In the final days of the campaign, thousands of young supporters of the Indonesian Democratic Party paraded in Jakarta carrying portraits of former president Sukarno. In the their eyes, the anti-Western Sukarno was associated with the Indonesian National Party (PNI), one of the parties forced to fuse into the PDI in 1973, and was therefore a clear symbol of opposition to the pro-Western New Order. During the campaign, the PDI had tried to take a stand against corruption and economic inequality.
As a result of the withdrawal of the NU, the PPP lost more than 40% of its 1982 vote, with Golkar seeing the most benefit. The PPP vote fell in 24 or the 27 provinces. The PDI share of the vote rose by 3%, with its share up by more than a 3rd over 1982. Most of the increases came in western Java, and in Jakarta, the PDI's vote rose to 28.8% from 15.8% in 1982. With the conflicts with the PPP following the departure of the NU, voting for the PDI was the only way of registering a protest against the domination by the military-bureaucracy of the political system. Golkar, meanwhile, achieved its aim in Aceh, and for the 1st time won an absolute majority of the vote in Jakarta and every other province of Indonesia. This would be the case for every election until the 1998 collapse of the New Order.

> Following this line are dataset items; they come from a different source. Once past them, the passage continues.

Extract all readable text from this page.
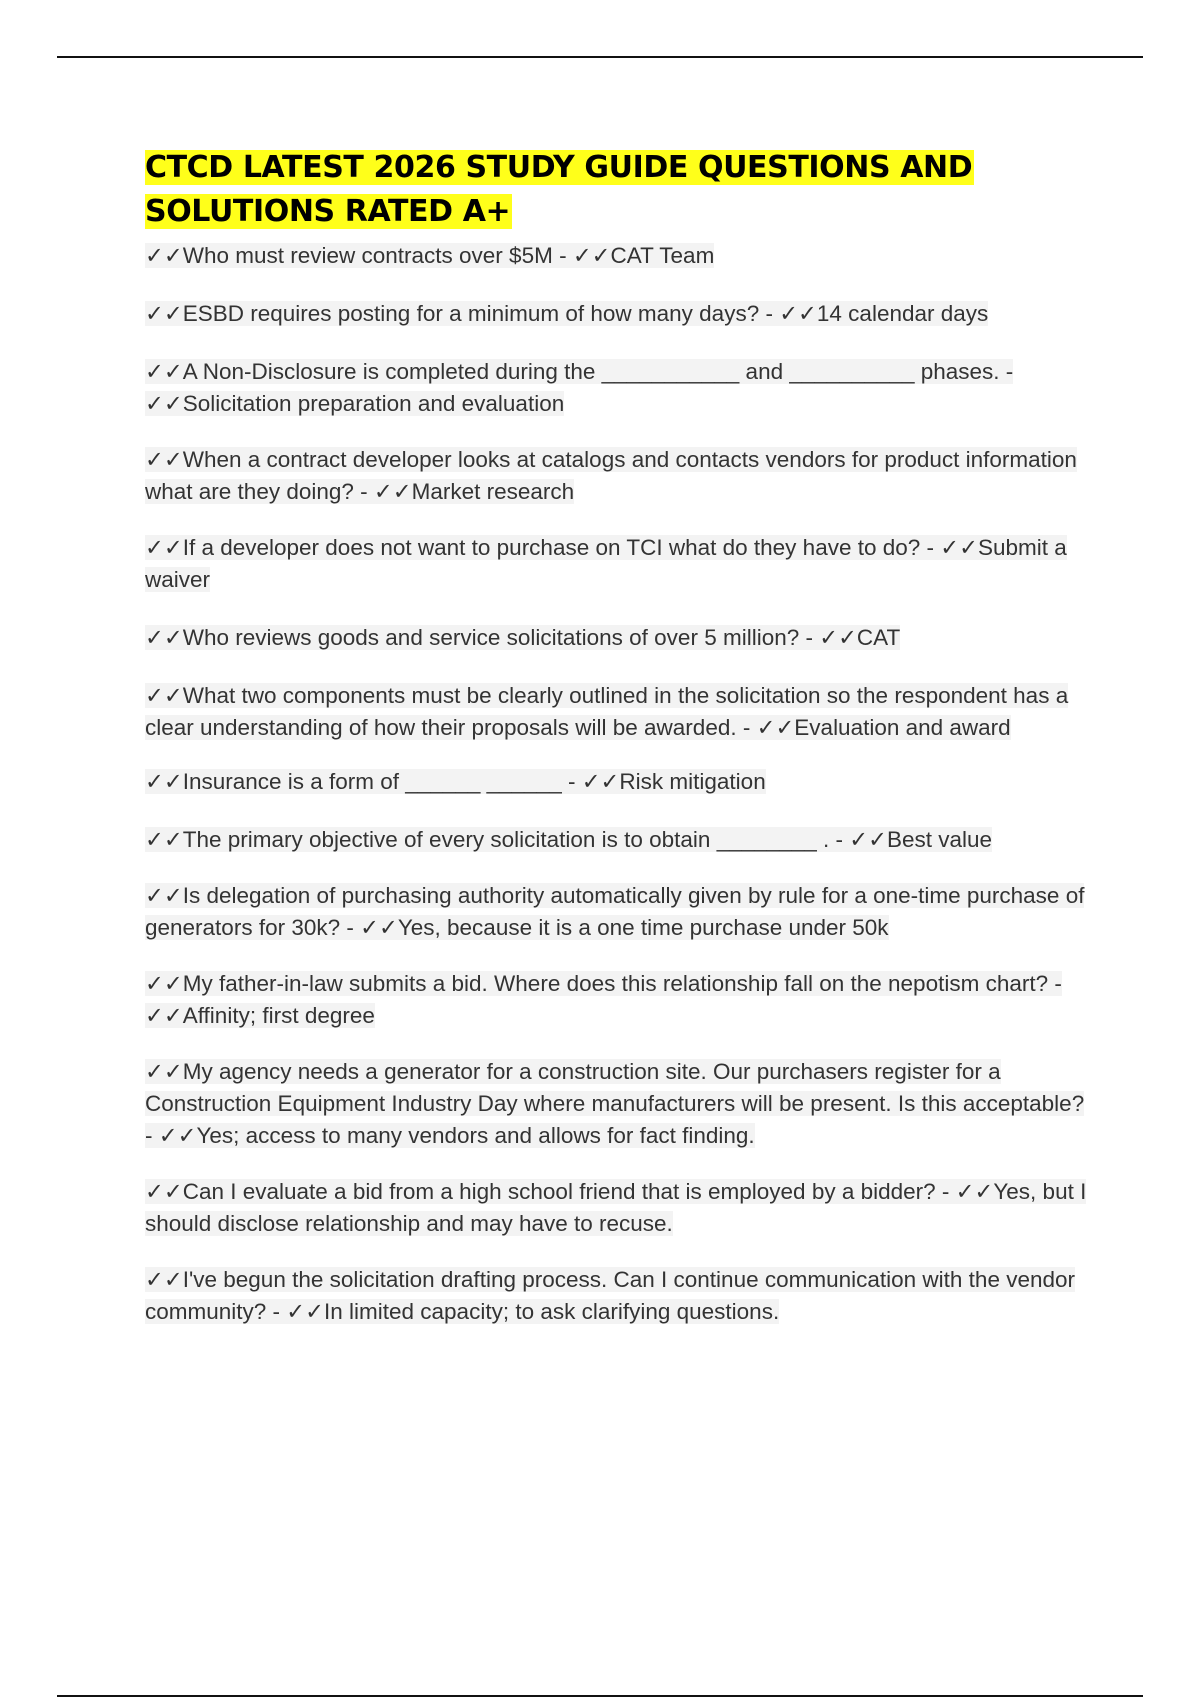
CTCD LATEST 2026 STUDY GUIDE QUESTIONS AND SOLUTIONS RATED A+
✓✓Who must review contracts over $5M - ✓✓CAT Team
✓✓ESBD requires posting for a minimum of how many days? - ✓✓14 calendar days
✓✓A Non-Disclosure is completed during the ___________ and __________ phases. - ✓✓Solicitation preparation and evaluation
✓✓When a contract developer looks at catalogs and contacts vendors for product information what are they doing? - ✓✓Market research
✓✓If a developer does not want to purchase on TCI what do they have to do? - ✓✓Submit a waiver
✓✓Who reviews goods and service solicitations of over 5 million? - ✓✓CAT
✓✓What two components must be clearly outlined in the solicitation so the respondent has a clear understanding of how their proposals will be awarded. - ✓✓Evaluation and award
✓✓Insurance is a form of ______ ______ - ✓✓Risk mitigation
✓✓The primary objective of every solicitation is to obtain ________ . - ✓✓Best value
✓✓Is delegation of purchasing authority automatically given by rule for a one-time purchase of generators for 30k? - ✓✓Yes, because it is a one time purchase under 50k
✓✓My father-in-law submits a bid. Where does this relationship fall on the nepotism chart? - ✓✓Affinity; first degree
✓✓My agency needs a generator for a construction site. Our purchasers register for a Construction Equipment Industry Day where manufacturers will be present. Is this acceptable? - ✓✓Yes; access to many vendors and allows for fact finding.
✓✓Can I evaluate a bid from a high school friend that is employed by a bidder? - ✓✓Yes, but I should disclose relationship and may have to recuse.
✓✓I've begun the solicitation drafting process. Can I continue communication with the vendor community? - ✓✓In limited capacity; to ask clarifying questions.
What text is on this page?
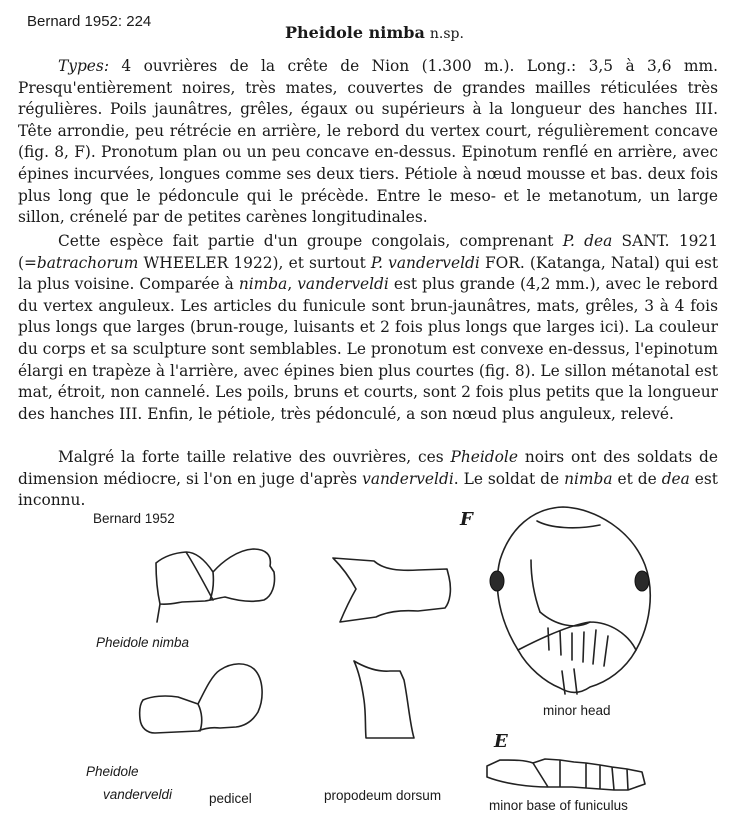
Bernard 1952: 224
Pheidole nimba n.sp.
Types: 4 ouvrières de la crête de Nion (1.300 m.). Long.: 3,5 à 3,6 mm. Presqu'entièrement noires, très mates, couvertes de grandes mailles réticulées très régulières. Poils jaunâtres, grêles, égaux ou supérieurs à la longueur des hanches III. Tête arrondie, peu rétrécie en arrière, le rebord du vertex court, régulièrement concave (fig. 8, F). Pronotum plan ou un peu concave en-dessus. Epinotum renflé en arrière, avec épines incurvées, longues comme ses deux tiers. Pétiole à nœud mousse et bas. deux fois plus long que le pédoncule qui le précède. Entre le meso- et le metanotum, un large sillon, crénelé par de petites carènes longitudinales.
Cette espèce fait partie d'un groupe congolais, comprenant P. dea SANT. 1921 (=batrachorum WHEELER 1922), et surtout P. vanderveldi FOR. (Katanga, Natal) qui est la plus voisine. Comparée à nimba, vanderveldi est plus grande (4,2 mm.), avec le rebord du vertex anguleux. Les articles du funicule sont brun-jaunâtres, mats, grêles, 3 à 4 fois plus longs que larges (brun-rouge, luisants et 2 fois plus longs que larges ici). La couleur du corps et sa sculpture sont semblables. Le pronotum est convexe en-dessus, l'epinotum élargi en trapèze à l'arrière, avec épines bien plus courtes (fig. 8). Le sillon métanotal est mat, étroit, non cannelé. Les poils, bruns et courts, sont 2 fois plus petits que la longueur des hanches III. Enfin, le pétiole, très pédonculé, a son nœud plus anguleux, relevé.
Malgré la forte taille relative des ouvrières, ces Pheidole noirs ont des soldats de dimension médiocre, si l'on en juge d'après vanderveldi. Le soldat de nimba et de dea est inconnu.
Bernard 1952
Pheidole nimba
Pheidole
vanderveldi	pedicel	propodeum dorsum
F
minor head
E
minor base of funiculus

After the election the next item on the political agenda was the election of the president and vice-president by the People's Consultative Assembly. The reelection of 66-year-old Suharto was a foregone conclusion given he appointed half the membership of the assembly as well as controlling the elected Golkar members and the unelected delegates from the Armed Forces. This added up to 80% of the membership. The only question was who would Suharto appoint as vice-president. Eventually the job went to Golkar chairman and State Secretary Sudharmono. In March 1988 the two men were formally elected for the 1988-1993 term.